Company analysis: Market Approach

We approached the standardization vs. adaptation challenge with the Ansoff Matrix. Here is our conclusion.

The Ansoff Matrix, also known as Ansoff Product-Market Growth Matrix, was first proposed by Igor Ansoff and published in HBR in 1957. The matrix helps marketers consider alternative ways to grow their business via existing/new products in existing/new markets. 

There are four possible product/market combinations. In this post, we’ll look at the four strategies of the matrix and see which one is appropriate for Starbuck’s entry to Finland.


Market penetration is when a company penetrates an existing market with current products. The best way to achieve market penetration is by gaining a part of competitors market share, i.e. acquiring their customers. Other ways include convincing old clients to use more of one’s products or attracting new non-users. This could be done by increased advertising and promotions. This strategy is the least risky way for a company to grow.

Product development happens when a firms does not change market but develops new products catered to the current market. These products do not necessarily need to be new to the market at hand, they need to be knew for the company. New product development is crucial in existing markets in order to gain new customers and sustain a competitive advantage.

Market development happens when a company enters a new market with an existing product or product portfolio in the case of Starbucks.
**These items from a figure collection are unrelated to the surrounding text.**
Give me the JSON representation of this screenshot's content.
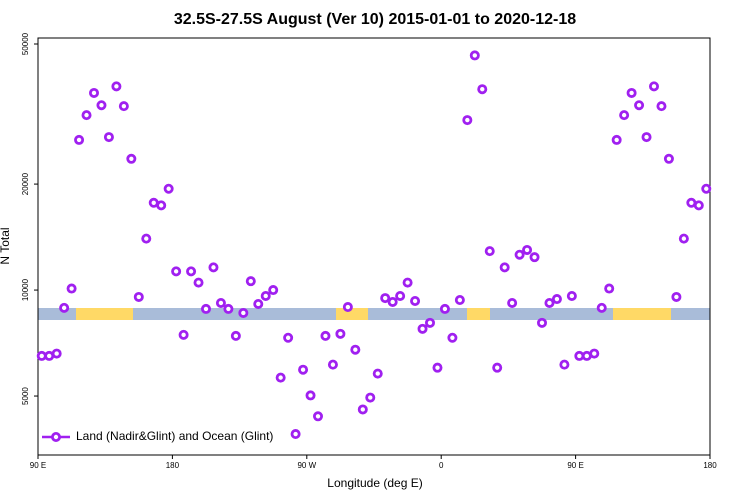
{
  "chart_data": {
    "type": "scatter",
    "title": "32.5S-27.5S August (Ver 10)   2015-01-01 to 2020-12-18",
    "xlabel": "Longitude (deg E)",
    "ylabel": "N Total",
    "xlim": [
      90,
      540
    ],
    "xticks": [
      {
        "value": 90,
        "label": "90 E"
      },
      180,
      {
        "value": 270,
        "label": "90 W"
      },
      {
        "value": 360,
        "label": "0"
      },
      {
        "value": 450,
        "label": "90 E"
      },
      {
        "value": 540,
        "label": "180"
      }
    ],
    "ylim": [
      3400,
      52000
    ],
    "log_y": true,
    "yticks": [
      5000,
      10000,
      20000,
      50000
    ],
    "legend": "bottom-left",
    "series": [
      {
        "name": "Land (Nadir&Glint) and Ocean (Glint)",
        "color": "#a020f0",
        "x": [
          92.5,
          97.5,
          102.5,
          107.5,
          112.5,
          117.5,
          122.5,
          127.5,
          132.5,
          137.5,
          142.5,
          147.5,
          152.5,
          157.5,
          162.5,
          167.5,
          172.5,
          177.5,
          182.5,
          187.5,
          192.5,
          197.5,
          202.5,
          207.5,
          212.5,
          217.5,
          222.5,
          227.5,
          232.5,
          237.5,
          242.5,
          247.5,
          252.5,
          257.5,
          262.5,
          267.5,
          272.5,
          277.5,
          282.5,
          287.5,
          292.5,
          297.5,
          302.5,
          307.5,
          312.5,
          317.5,
          322.5,
          327.5,
          332.5,
          337.5,
          342.5,
          347.5,
          352.5,
          357.5,
          362.5,
          367.5,
          372.5,
          377.5,
          382.5,
          387.5,
          392.5,
          397.5,
          402.5,
          407.5,
          412.5,
          417.5,
          422.5,
          427.5,
          432.5,
          437.5,
          442.5,
          447.5,
          452.5,
          457.5,
          462.5,
          467.5,
          472.5,
          477.5,
          482.5,
          487.5,
          492.5,
          497.5,
          502.5,
          507.5,
          512.5,
          517.5,
          522.5,
          527.5,
          532.5,
          537.5
        ],
        "values": [
          6500,
          6500,
          6600,
          8900,
          10100,
          26700,
          31400,
          36300,
          33500,
          27200,
          37900,
          33300,
          23600,
          9560,
          14000,
          17700,
          17400,
          19400,
          11300,
          7460,
          11300,
          10500,
          8840,
          11600,
          9190,
          8840,
          7410,
          8610,
          10600,
          9130,
          9620,
          10000,
          5640,
          7320,
          3900,
          5940,
          5020,
          4380,
          7410,
          6140,
          7510,
          8950,
          6770,
          4580,
          4950,
          5790,
          9490,
          9250,
          9620,
          10500,
          9310,
          7760,
          8070,
          6020,
          8840,
          7320,
          9370,
          30400,
          46400,
          37200,
          12900,
          6020,
          11600,
          9190,
          12600,
          13000,
          12400,
          8070,
          9190,
          9430,
          6140,
          9620,
          6500,
          6500,
          6600,
          8900,
          10100,
          26700,
          31400,
          36300,
          33500,
          27200,
          37900,
          33300,
          23600,
          9560,
          14000,
          17700,
          17400,
          19400
        ]
      }
    ]
  }
}
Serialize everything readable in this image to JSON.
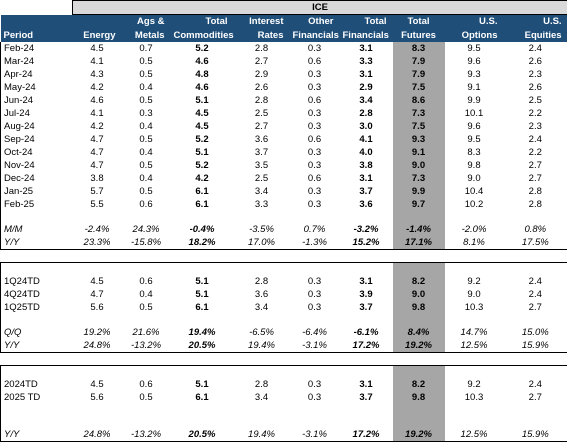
{
  "header": {
    "group": "ICE",
    "cols": [
      [
        "",
        "Period"
      ],
      [
        "",
        "Energy"
      ],
      [
        "Ags &",
        "Metals"
      ],
      [
        "Total",
        "Commodities"
      ],
      [
        "Interest",
        "Rates"
      ],
      [
        "Other",
        "Financials"
      ],
      [
        "Total",
        "Financials"
      ],
      [
        "Total",
        "Futures"
      ],
      [
        "U.S.",
        "Options"
      ],
      [
        "U.S.",
        "Equities"
      ]
    ]
  },
  "monthly": [
    [
      "Feb-24",
      "4.5",
      "0.7",
      "5.2",
      "2.8",
      "0.3",
      "3.1",
      "8.3",
      "9.5",
      "2.4"
    ],
    [
      "Mar-24",
      "4.1",
      "0.5",
      "4.6",
      "2.7",
      "0.6",
      "3.3",
      "7.9",
      "9.6",
      "2.6"
    ],
    [
      "Apr-24",
      "4.3",
      "0.5",
      "4.8",
      "2.9",
      "0.3",
      "3.1",
      "7.9",
      "9.3",
      "2.3"
    ],
    [
      "May-24",
      "4.2",
      "0.4",
      "4.6",
      "2.6",
      "0.3",
      "2.9",
      "7.5",
      "9.1",
      "2.6"
    ],
    [
      "Jun-24",
      "4.6",
      "0.5",
      "5.1",
      "2.8",
      "0.6",
      "3.4",
      "8.6",
      "9.9",
      "2.5"
    ],
    [
      "Jul-24",
      "4.1",
      "0.3",
      "4.5",
      "2.5",
      "0.3",
      "2.8",
      "7.3",
      "10.1",
      "2.2"
    ],
    [
      "Aug-24",
      "4.2",
      "0.4",
      "4.5",
      "2.7",
      "0.3",
      "3.0",
      "7.5",
      "9.6",
      "2.3"
    ],
    [
      "Sep-24",
      "4.7",
      "0.5",
      "5.2",
      "3.6",
      "0.6",
      "4.1",
      "9.3",
      "9.5",
      "2.4"
    ],
    [
      "Oct-24",
      "4.7",
      "0.4",
      "5.1",
      "3.7",
      "0.3",
      "4.0",
      "9.1",
      "8.3",
      "2.2"
    ],
    [
      "Nov-24",
      "4.7",
      "0.5",
      "5.2",
      "3.5",
      "0.3",
      "3.8",
      "9.0",
      "9.8",
      "2.7"
    ],
    [
      "Dec-24",
      "3.8",
      "0.4",
      "4.2",
      "2.5",
      "0.6",
      "3.1",
      "7.3",
      "9.0",
      "2.7"
    ],
    [
      "Jan-25",
      "5.7",
      "0.5",
      "6.1",
      "3.4",
      "0.3",
      "3.7",
      "9.9",
      "10.4",
      "2.8"
    ],
    [
      "Feb-25",
      "5.5",
      "0.6",
      "6.1",
      "3.3",
      "0.3",
      "3.6",
      "9.7",
      "10.2",
      "2.8"
    ]
  ],
  "monthly_changes": [
    [
      "M/M",
      "-2.4%",
      "24.3%",
      "-0.4%",
      "-3.5%",
      "0.7%",
      "-3.2%",
      "-1.4%",
      "-2.0%",
      "0.8%"
    ],
    [
      "Y/Y",
      "23.3%",
      "-15.8%",
      "18.2%",
      "17.0%",
      "-1.3%",
      "15.2%",
      "17.1%",
      "8.1%",
      "17.5%"
    ]
  ],
  "quarterly": [
    [
      "1Q24TD",
      "4.5",
      "0.6",
      "5.1",
      "2.8",
      "0.3",
      "3.1",
      "8.2",
      "9.2",
      "2.4"
    ],
    [
      "4Q24TD",
      "4.7",
      "0.4",
      "5.1",
      "3.6",
      "0.3",
      "3.9",
      "9.0",
      "9.0",
      "2.4"
    ],
    [
      "1Q25TD",
      "5.6",
      "0.5",
      "6.1",
      "3.4",
      "0.3",
      "3.7",
      "9.8",
      "10.3",
      "2.7"
    ]
  ],
  "quarterly_changes": [
    [
      "Q/Q",
      "19.2%",
      "21.6%",
      "19.4%",
      "-6.5%",
      "-6.4%",
      "-6.1%",
      "8.4%",
      "14.7%",
      "15.0%"
    ],
    [
      "Y/Y",
      "24.8%",
      "-13.2%",
      "20.5%",
      "19.4%",
      "-3.1%",
      "17.2%",
      "19.2%",
      "12.5%",
      "15.9%"
    ]
  ],
  "ytd": [
    [
      "2024TD",
      "4.5",
      "0.6",
      "5.1",
      "2.8",
      "0.3",
      "3.1",
      "8.2",
      "9.2",
      "2.4"
    ],
    [
      "2025 TD",
      "5.6",
      "0.5",
      "6.1",
      "3.4",
      "0.3",
      "3.7",
      "9.8",
      "10.3",
      "2.7"
    ]
  ],
  "ytd_changes": [
    [
      "Y/Y",
      "24.8%",
      "-13.2%",
      "20.5%",
      "19.4%",
      "-3.1%",
      "17.2%",
      "19.2%",
      "12.5%",
      "15.9%"
    ]
  ],
  "colors": {
    "header_bg": "#1f4e79",
    "ice_band": "#d9d9d9",
    "total_futures_shade": "#a6a6a6"
  }
}
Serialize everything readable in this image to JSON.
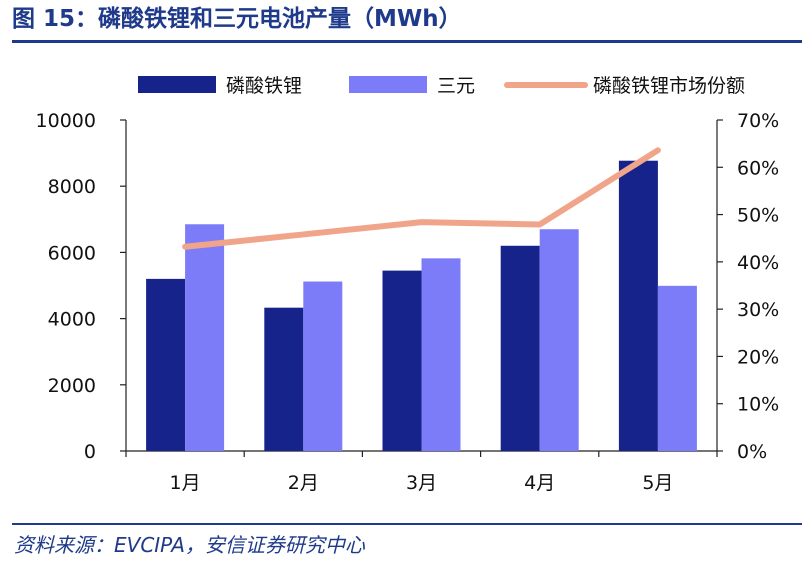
{
  "title": "图 15：磷酸铁锂和三元电池产量（MWh）",
  "source": "资料来源：EVCIPA，安信证券研究中心",
  "colors": {
    "lfp": "#16238a",
    "ncm": "#7c7cf8",
    "share": "#f0a58a",
    "accent": "#1f3a8a",
    "axis": "#222222"
  },
  "chart_data": {
    "type": "bar",
    "title": "磷酸铁锂和三元电池产量（MWh）",
    "categories": [
      "1月",
      "2月",
      "3月",
      "4月",
      "5月"
    ],
    "series": [
      {
        "name": "磷酸铁锂",
        "type": "bar",
        "axis": "left",
        "values": [
          5200,
          4330,
          5450,
          6200,
          8770
        ]
      },
      {
        "name": "三元",
        "type": "bar",
        "axis": "left",
        "values": [
          6850,
          5120,
          5820,
          6700,
          4990
        ]
      },
      {
        "name": "磷酸铁锂市场份额",
        "type": "line",
        "axis": "right",
        "values": [
          43.2,
          45.8,
          48.4,
          47.9,
          63.6
        ]
      }
    ],
    "y_left": {
      "min": 0,
      "max": 10000,
      "ticks": [
        0,
        2000,
        4000,
        6000,
        8000,
        10000
      ],
      "labels": [
        "0",
        "2000",
        "4000",
        "6000",
        "8000",
        "10000"
      ]
    },
    "y_right": {
      "min": 0,
      "max": 70,
      "ticks": [
        0,
        10,
        20,
        30,
        40,
        50,
        60,
        70
      ],
      "labels": [
        "0%",
        "10%",
        "20%",
        "30%",
        "40%",
        "50%",
        "60%",
        "70%"
      ]
    },
    "legend_position": "top",
    "grid": false
  }
}
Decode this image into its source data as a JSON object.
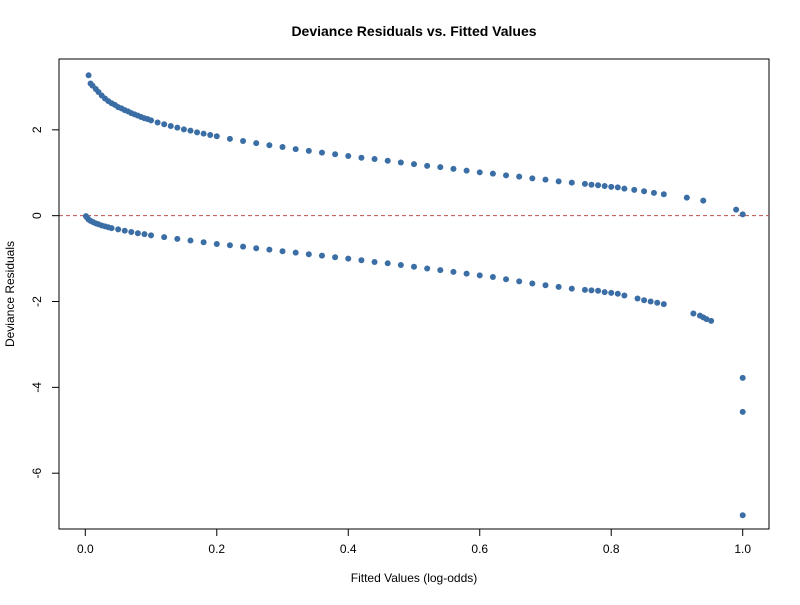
{
  "chart_data": {
    "type": "scatter",
    "title": "Deviance Residuals vs. Fitted Values",
    "xlabel": "Fitted Values (log-odds)",
    "ylabel": "Deviance Residuals",
    "xlim": [
      -0.04,
      1.04
    ],
    "ylim": [
      -7.3,
      3.65
    ],
    "xticks": [
      0,
      0.2,
      0.4,
      0.6,
      0.8,
      1
    ],
    "xtick_labels": [
      "0.0",
      "0.2",
      "0.4",
      "0.6",
      "0.8",
      "1.0"
    ],
    "yticks": [
      -6,
      -4,
      -2,
      0,
      2
    ],
    "ytick_labels": [
      "-6",
      "-4",
      "-2",
      "0",
      "2"
    ],
    "reference_line": {
      "y": 0,
      "style": "dashed",
      "color": "#c0504d"
    },
    "point_color": "#3a6ea5",
    "grid": false,
    "series": [
      {
        "points": [
          [
            0.005,
            3.27
          ],
          [
            0.008,
            3.08
          ],
          [
            0.011,
            3.03
          ],
          [
            0.016,
            2.95
          ],
          [
            0.02,
            2.88
          ],
          [
            0.025,
            2.8
          ],
          [
            0.03,
            2.73
          ],
          [
            0.035,
            2.67
          ],
          [
            0.04,
            2.62
          ],
          [
            0.045,
            2.58
          ],
          [
            0.05,
            2.53
          ],
          [
            0.055,
            2.5
          ],
          [
            0.06,
            2.46
          ],
          [
            0.065,
            2.43
          ],
          [
            0.07,
            2.39
          ],
          [
            0.075,
            2.36
          ],
          [
            0.08,
            2.33
          ],
          [
            0.085,
            2.3
          ],
          [
            0.09,
            2.27
          ],
          [
            0.095,
            2.25
          ],
          [
            0.1,
            2.22
          ],
          [
            0.11,
            2.17
          ],
          [
            0.12,
            2.13
          ],
          [
            0.13,
            2.09
          ],
          [
            0.14,
            2.05
          ],
          [
            0.15,
            2.01
          ],
          [
            0.16,
            1.98
          ],
          [
            0.17,
            1.94
          ],
          [
            0.18,
            1.91
          ],
          [
            0.19,
            1.88
          ],
          [
            0.2,
            1.85
          ],
          [
            0.22,
            1.79
          ],
          [
            0.24,
            1.74
          ],
          [
            0.26,
            1.69
          ],
          [
            0.28,
            1.64
          ],
          [
            0.3,
            1.6
          ],
          [
            0.32,
            1.55
          ],
          [
            0.34,
            1.51
          ],
          [
            0.36,
            1.47
          ],
          [
            0.38,
            1.43
          ],
          [
            0.4,
            1.39
          ],
          [
            0.42,
            1.35
          ],
          [
            0.44,
            1.32
          ],
          [
            0.46,
            1.28
          ],
          [
            0.48,
            1.24
          ],
          [
            0.5,
            1.2
          ],
          [
            0.52,
            1.16
          ],
          [
            0.54,
            1.13
          ],
          [
            0.56,
            1.09
          ],
          [
            0.58,
            1.05
          ],
          [
            0.6,
            1.01
          ],
          [
            0.62,
            0.98
          ],
          [
            0.64,
            0.94
          ],
          [
            0.66,
            0.91
          ],
          [
            0.68,
            0.87
          ],
          [
            0.7,
            0.84
          ],
          [
            0.72,
            0.8
          ],
          [
            0.74,
            0.77
          ],
          [
            0.76,
            0.74
          ],
          [
            0.77,
            0.72
          ],
          [
            0.78,
            0.71
          ],
          [
            0.79,
            0.69
          ],
          [
            0.8,
            0.67
          ],
          [
            0.81,
            0.66
          ],
          [
            0.82,
            0.63
          ],
          [
            0.835,
            0.6
          ],
          [
            0.85,
            0.57
          ],
          [
            0.865,
            0.53
          ],
          [
            0.88,
            0.5
          ],
          [
            0.915,
            0.42
          ],
          [
            0.94,
            0.35
          ],
          [
            0.99,
            0.14
          ],
          [
            1.0,
            0.03
          ]
        ]
      },
      {
        "points": [
          [
            0.001,
            -0.01
          ],
          [
            0.003,
            -0.05
          ],
          [
            0.005,
            -0.09
          ],
          [
            0.008,
            -0.12
          ],
          [
            0.012,
            -0.15
          ],
          [
            0.016,
            -0.18
          ],
          [
            0.02,
            -0.2
          ],
          [
            0.025,
            -0.23
          ],
          [
            0.03,
            -0.25
          ],
          [
            0.035,
            -0.27
          ],
          [
            0.04,
            -0.29
          ],
          [
            0.05,
            -0.32
          ],
          [
            0.06,
            -0.35
          ],
          [
            0.07,
            -0.38
          ],
          [
            0.08,
            -0.41
          ],
          [
            0.09,
            -0.43
          ],
          [
            0.1,
            -0.46
          ],
          [
            0.12,
            -0.5
          ],
          [
            0.14,
            -0.54
          ],
          [
            0.16,
            -0.58
          ],
          [
            0.18,
            -0.62
          ],
          [
            0.2,
            -0.66
          ],
          [
            0.22,
            -0.69
          ],
          [
            0.24,
            -0.72
          ],
          [
            0.26,
            -0.76
          ],
          [
            0.28,
            -0.79
          ],
          [
            0.3,
            -0.83
          ],
          [
            0.32,
            -0.86
          ],
          [
            0.34,
            -0.9
          ],
          [
            0.36,
            -0.93
          ],
          [
            0.38,
            -0.97
          ],
          [
            0.4,
            -1.0
          ],
          [
            0.42,
            -1.04
          ],
          [
            0.44,
            -1.08
          ],
          [
            0.46,
            -1.11
          ],
          [
            0.48,
            -1.15
          ],
          [
            0.5,
            -1.19
          ],
          [
            0.52,
            -1.23
          ],
          [
            0.54,
            -1.27
          ],
          [
            0.56,
            -1.31
          ],
          [
            0.58,
            -1.35
          ],
          [
            0.6,
            -1.39
          ],
          [
            0.62,
            -1.43
          ],
          [
            0.64,
            -1.48
          ],
          [
            0.66,
            -1.53
          ],
          [
            0.68,
            -1.58
          ],
          [
            0.7,
            -1.62
          ],
          [
            0.72,
            -1.66
          ],
          [
            0.74,
            -1.7
          ],
          [
            0.76,
            -1.73
          ],
          [
            0.77,
            -1.74
          ],
          [
            0.78,
            -1.75
          ],
          [
            0.79,
            -1.78
          ],
          [
            0.8,
            -1.8
          ],
          [
            0.81,
            -1.82
          ],
          [
            0.82,
            -1.86
          ],
          [
            0.84,
            -1.93
          ],
          [
            0.85,
            -1.97
          ],
          [
            0.86,
            -2.0
          ],
          [
            0.87,
            -2.03
          ],
          [
            0.88,
            -2.06
          ],
          [
            0.925,
            -2.28
          ],
          [
            0.935,
            -2.33
          ],
          [
            0.94,
            -2.37
          ],
          [
            0.945,
            -2.41
          ],
          [
            0.952,
            -2.45
          ],
          [
            1.0,
            -3.78
          ],
          [
            1.0,
            -4.57
          ],
          [
            1.0,
            -6.98
          ]
        ]
      }
    ]
  }
}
This is a typical entry strategy for firms with standardized products and with an international presence, awaiting to be global.

Diversification is the most riskiest strategy. It’s when a company that is dominant in one market branches out into a new market, not with existing products but with a new line of products altogether.

When considering Starbuck’s entry strategy for Finland, they can go either with market development or diversification. We would recommend market development for Starbucks based on our hypothesis. This is because they are already a known brand for Finnish consumers and Finns have already visited their coffeehouses around the world. Therefore, Finns have a predetermined image of Starbuck’s, and entering a new market with a whole new product line would not be such a wise move. In addition, an essential part of the Starbucks experience is the fact that they serve ‘coffee with a twist’.


Having done field research in their first store, we noticed that the majority of customers are teenagers drinking specialty coffees. Furthermore, the fact that they had already ran out of some of their specialty coffees such as the Caramel frappucino supported our hypothesis. It’s not plain coffee Finns go drink there, they can drink it at home. Therefore, a market development strategy is more appropriate than diversification, since it’s their old products in the (new) Finnish market that consumers want.